September 30, 2020 Compared to December 31, 2019
Assets
Cash and Cash Equivalents. Cash and cash equivalents were $637.5 million as of September 30, 2020, as compared to $73.3 million as of December 31, 2019, representing an increase of $564.2 million or 769.7%. The increase between periods was primarily the result of net income generated in the nine months ended September 30, 2020 from increased loan origination and sale volumes and net proceeds from warehouse borrowing and other lines of credit and debt obligations, partially offset by the redemption of Class I Common Units, dividends, and distributions.
Restricted Cash. Restricted cash was $70.4 million as of September 30, 2020, as compared to $44.2 million as of December 31, 2019 representing an increase of $26.2 million or 59.3%. The increase between periods was primarily the result of increases in restricted cash pledged as collateral for our Warehouse Lines.
Accounts Receivable, Net. Accounts receivable, net, was $118.4 million as of September 30, 2020, as compared to $121.0 million as of December 31, 2019, representing a decrease of $2.6 million or 2.2%. The decrease between periods was primarily the result of a decrease in receivables as a result of decreases in loan principal and interest receivable from loan sales due to reduced holding periods on our LHFS, partially offset by an increase in receivables from hedging activities.
Loans Held for Sale, at Fair Value. Loans held for sale, at fair value, were $4.9 billion as of September 30, 2020, as compared to $3.7 billion as of December 31, 2019, representing an increase of $1.2 billion or 32.8%. The increase during the nine months ended September 30, 2020 was primarily the result of originations of loans totaling $63.4 billion, offset by $62.2 billion in sales. At September 30, 2020, loans held for sale included valuation gains of $190.6 million compared to $76.4 million at December 31, 2019.
Derivative Assets, at Fair Value. Derivative assets, at fair value, were $722.1 million as of September 30, 2020, as compared to $131.2 million as of December 31, 2019, representing an increase of $590.9 million or 450.3%. The increase between periods was primarily the result of a $592.2 million increase in IRLCs, offset by a $1.3 million decrease in Hedging Instruments entered into as a result of increased loan commitments associated with the growth in our lending operation.

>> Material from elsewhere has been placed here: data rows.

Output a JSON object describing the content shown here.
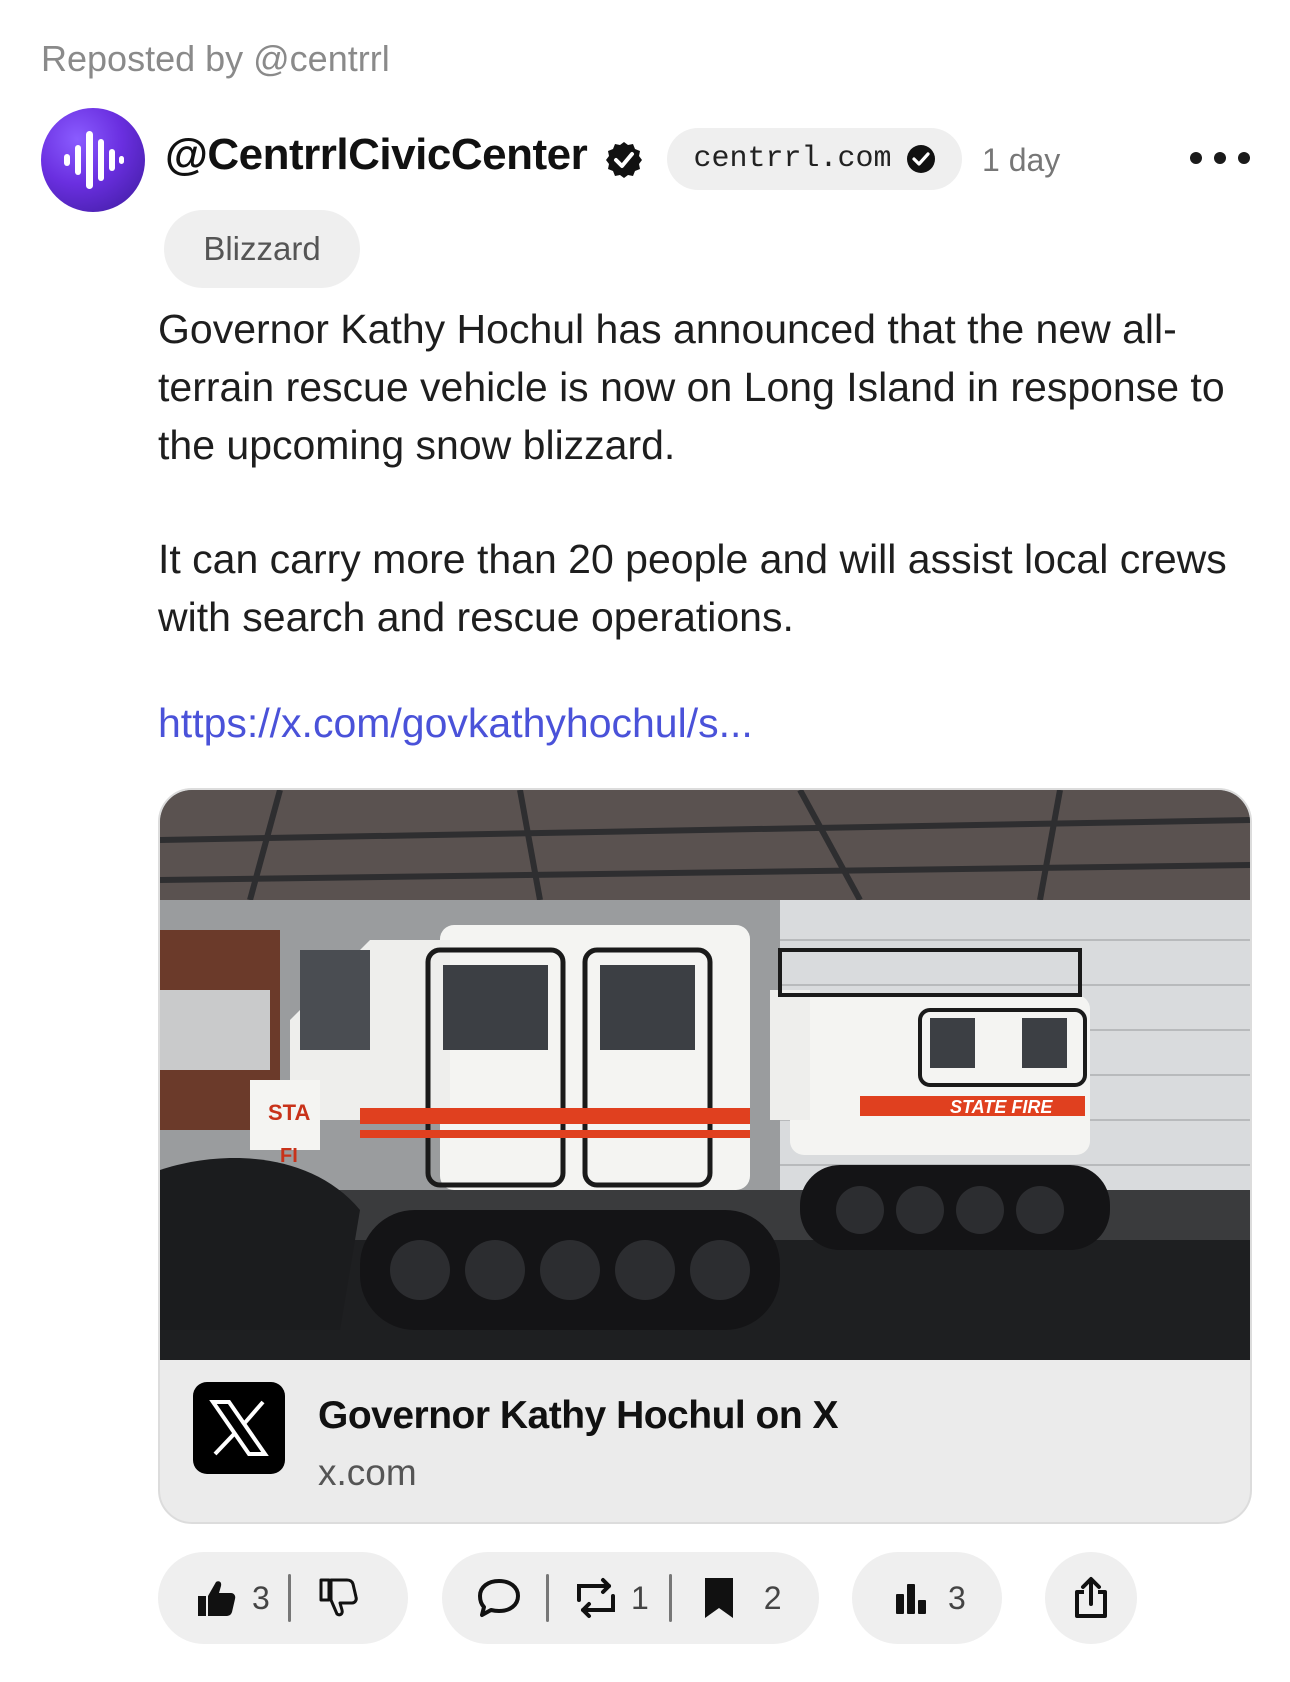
{
  "repost": {
    "text": "Reposted by @centrrl"
  },
  "post": {
    "handle": "@CentrrlCivicCenter",
    "domain": "centrrl.com",
    "time": "1 day",
    "tag": "Blizzard",
    "paragraphs": [
      "Governor Kathy Hochul has announced that the new all-terrain rescue vehicle is now on Long Island in response to the upcoming snow blizzard.",
      "It can carry more than 20 people and will assist local crews with search and rescue operations."
    ],
    "link": "https://x.com/govkathyhochul/s..."
  },
  "card": {
    "title": "Governor Kathy Hochul on X",
    "domain": "x.com",
    "image_labels": {
      "state_fire": "STATE FIRE",
      "sta": "STA",
      "fi": "FI"
    }
  },
  "actions": {
    "likes": "3",
    "reposts": "1",
    "bookmarks": "2",
    "views": "3"
  },
  "colors": {
    "link": "#4a52d9",
    "accent_purple": "#6a2fe0",
    "stripe_red": "#e0401f"
  }
}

At September 30, 2020, derivative assets included IRLCs with fair values and notional amounts of $722.1 million and $30.3 billion, respectively, compared to $129.9 million and $8.5 billion, respectively, at December 31, 2019.
Servicing Rights, at Fair Value. Servicing rights, at fair value, were $780.5 million as of September 30, 2020, as compared to $447.5 million as of December 31, 2019, representing an increase of $333.0 million or 74.4%. The increase between periods was primarily the result of $574.8 million in capitalized servicing rights from the sale of loans on a servicing retained basis, partially offset by a $112.1 million decrease in estimated fair value due to the decreasing interest rate environment, a $9.6 million decrease in servicing rights from the sale of $194.0 million in UPB of servicing rights, and a $120.5 million decrease due to principal amortization and prepayments during the nine months ended September 30, 2020.
Property and Equipment, Net. Property and equipment, net, was $76.3 million as of September 30, 2020, as compared to $80.9 million as of December 31, 2019, representing a decrease of $4.6 million or 5.7%. The decrease between periods was primarily the result of depreciation of $26.7 million, partially offset by additions of $19.6 million consisting primarily of internally developed software cost associated with the expansion of our proprietary technology, capital expenditures associated with the growth of our company and additional property and equipment.
Operating lease right-of-use assets. Operating lease right-of-use assets were $56.4 million as of September 30, 2020, as compared to $61.7 million as of December 31, 2019, representing a decrease of $5.2 million or 8.5%. The decrease between periods was related to amortization of $19.2 million, offset by operating lease right-of-use assets obtained in exchange for operating lease liabilities totaling $14.0 million.